Contextual Emotion Recognition with LLaVA

This repository contains the checkpoints of fine-tuned LLaVA for the contextual emotion recognition task as described in our paper. For more information about LLaVA, visit LLaVA Official Website.

Fine-tuning

We finetuned LLaVA on the contextual emotion recognition task using the EMOTIC EMOTIC Dataset datasets:

EMOTIC Train Set:
- Precision: 54.27
- F1 Score: 22.73
EMOTIC Validation Set with Augmentation:
- F1 Score: 36.83
- Precision: 38.71

We provided the LoRA weights for our fine-tuned models. The base model used for fine-tuning is llava-v1.5-13b which is available on the Hugging Face Model Hub.
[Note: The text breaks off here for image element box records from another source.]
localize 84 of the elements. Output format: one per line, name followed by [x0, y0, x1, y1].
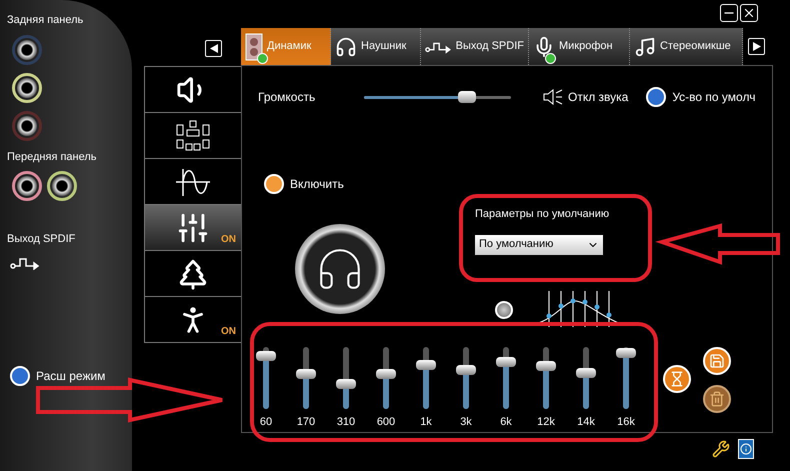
mode-tab[interactable]: ON: [144, 297, 241, 343]
band-frequency: 14k: [577, 414, 595, 430]
eq-band-slider[interactable]: [416, 346, 436, 408]
radio-label: Расш режим: [36, 368, 106, 384]
band-frequency: 310: [336, 414, 356, 430]
band-frequency: 1k: [420, 414, 432, 430]
panel-title: Передняя панель: [7, 150, 98, 164]
mode-tab[interactable]: [144, 67, 241, 113]
sine-wave-icon: [175, 166, 211, 196]
connected-check-icon: [257, 53, 268, 64]
panel-title: Задняя панель: [7, 13, 84, 28]
slider-thumb[interactable]: [296, 369, 316, 380]
right-triangle-icon: [752, 42, 760, 51]
settings-button[interactable]: [712, 439, 730, 459]
connected-check-icon: [545, 53, 556, 64]
trash-icon: [709, 390, 725, 406]
eq-band-slider[interactable]: [496, 346, 516, 408]
save-icon: [709, 352, 725, 368]
device-tab[interactable]: Выход SPDIF: [421, 28, 529, 65]
device-tab[interactable]: Наушник: [331, 28, 421, 65]
mode-tab[interactable]: [144, 251, 241, 297]
band-frequency: 6k: [500, 414, 512, 430]
eq-band-slider[interactable]: [256, 346, 276, 408]
device-tab[interactable]: Микрофон: [529, 28, 630, 65]
volume-slider[interactable]: [364, 90, 511, 104]
slider-thumb[interactable]: [496, 357, 516, 367]
slider-thumb[interactable]: [256, 350, 276, 361]
scroll-left-button[interactable]: [205, 40, 222, 57]
slider-thumb[interactable]: [336, 378, 356, 389]
band-frequency: 16k: [617, 414, 635, 430]
reset-button[interactable]: [663, 364, 691, 392]
spdif-icon: [10, 256, 40, 270]
slider-thumb[interactable]: [458, 91, 476, 103]
minimize-button[interactable]: [720, 4, 738, 22]
info-button[interactable]: [738, 439, 754, 459]
eq-band-slider[interactable]: [336, 346, 356, 408]
enable-radio[interactable]: Включить: [264, 174, 344, 194]
on-label: ON: [221, 325, 236, 339]
mute-button[interactable]: Откл звука: [543, 88, 628, 106]
music-note-icon: [634, 36, 656, 58]
speaker-icon: [245, 32, 263, 60]
eq-band-slider[interactable]: [576, 346, 596, 408]
eq-band-slider[interactable]: [296, 346, 316, 408]
band-frequency: 3k: [460, 414, 472, 430]
save-button[interactable]: [703, 346, 731, 374]
speakers-layout-icon: [175, 120, 211, 152]
delete-button[interactable]: [703, 384, 731, 412]
slider-thumb[interactable]: [376, 369, 396, 380]
eq-mode-button[interactable]: [495, 300, 513, 318]
slider-thumb[interactable]: [456, 365, 476, 376]
slider-thumb[interactable]: [416, 360, 436, 370]
panel-title: Выход SPDIF: [7, 232, 76, 247]
mode-tab[interactable]: [144, 113, 241, 159]
mode-tab[interactable]: [144, 159, 241, 205]
band-frequency: 600: [376, 414, 396, 430]
radio-label: Ус-во по умолч: [672, 89, 756, 106]
headphones-icon: [335, 36, 357, 58]
radio-label: Включить: [290, 176, 344, 193]
device-tab[interactable]: Стереомикше: [630, 28, 743, 65]
volume-label: Громкость: [258, 89, 316, 106]
left-triangle-icon: [210, 44, 218, 53]
band-frequency: 170: [296, 414, 316, 430]
preset-label: Параметры по умолчанию: [475, 207, 610, 222]
default-device-radio[interactable]: Ус-во по умолч: [646, 87, 756, 107]
band-frequency: 12k: [537, 414, 555, 430]
wrench-icon: [712, 440, 730, 458]
speaker-outline-icon: [543, 89, 563, 105]
preset-dropdown[interactable]: По умолчанию: [475, 234, 603, 254]
info-icon: [740, 443, 752, 455]
eq-band-slider[interactable]: [376, 346, 396, 408]
slider-thumb[interactable]: [616, 348, 636, 358]
close-button[interactable]: [740, 4, 758, 22]
on-label: ON: [221, 233, 236, 247]
eq-band-slider[interactable]: [456, 346, 476, 408]
scroll-right-button[interactable]: [748, 38, 765, 55]
advanced-mode-radio[interactable]: Расш режим: [10, 366, 106, 386]
hourglass-icon: [669, 370, 685, 386]
eq-band-slider[interactable]: [536, 346, 556, 408]
eq-band-slider[interactable]: [616, 346, 636, 408]
slider-thumb[interactable]: [536, 361, 556, 372]
band-frequency: 60: [260, 414, 272, 430]
close-icon: [742, 6, 756, 20]
mode-tab[interactable]: ON: [144, 205, 241, 251]
slider-thumb[interactable]: [576, 368, 596, 378]
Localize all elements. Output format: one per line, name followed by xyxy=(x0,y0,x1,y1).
You can find the model here.

Usage

To perform contextual emotion recognition using our fine-tuned model, follow these steps:

Prepare your input:
- An image with a bounding box of the target individual.
- Text prompt: From suffering, pain, aversion, disapproval, anger, fear, annoyance, fatigue, disquietment, doubt/confusion, embarrassment, disconnection, affection, confidence, engagement, happiness, peace, pleasure, esteem, excitement, anticipation, yearning, sensitivity, surprise, sadness, and sympathy, pick the top labels that the person in the red bounding box is feeling at the same time.
Run LLaVA using our provided LoRA weights and the base model.
Receive the output which includes the emotion labels that the target individual is feeling.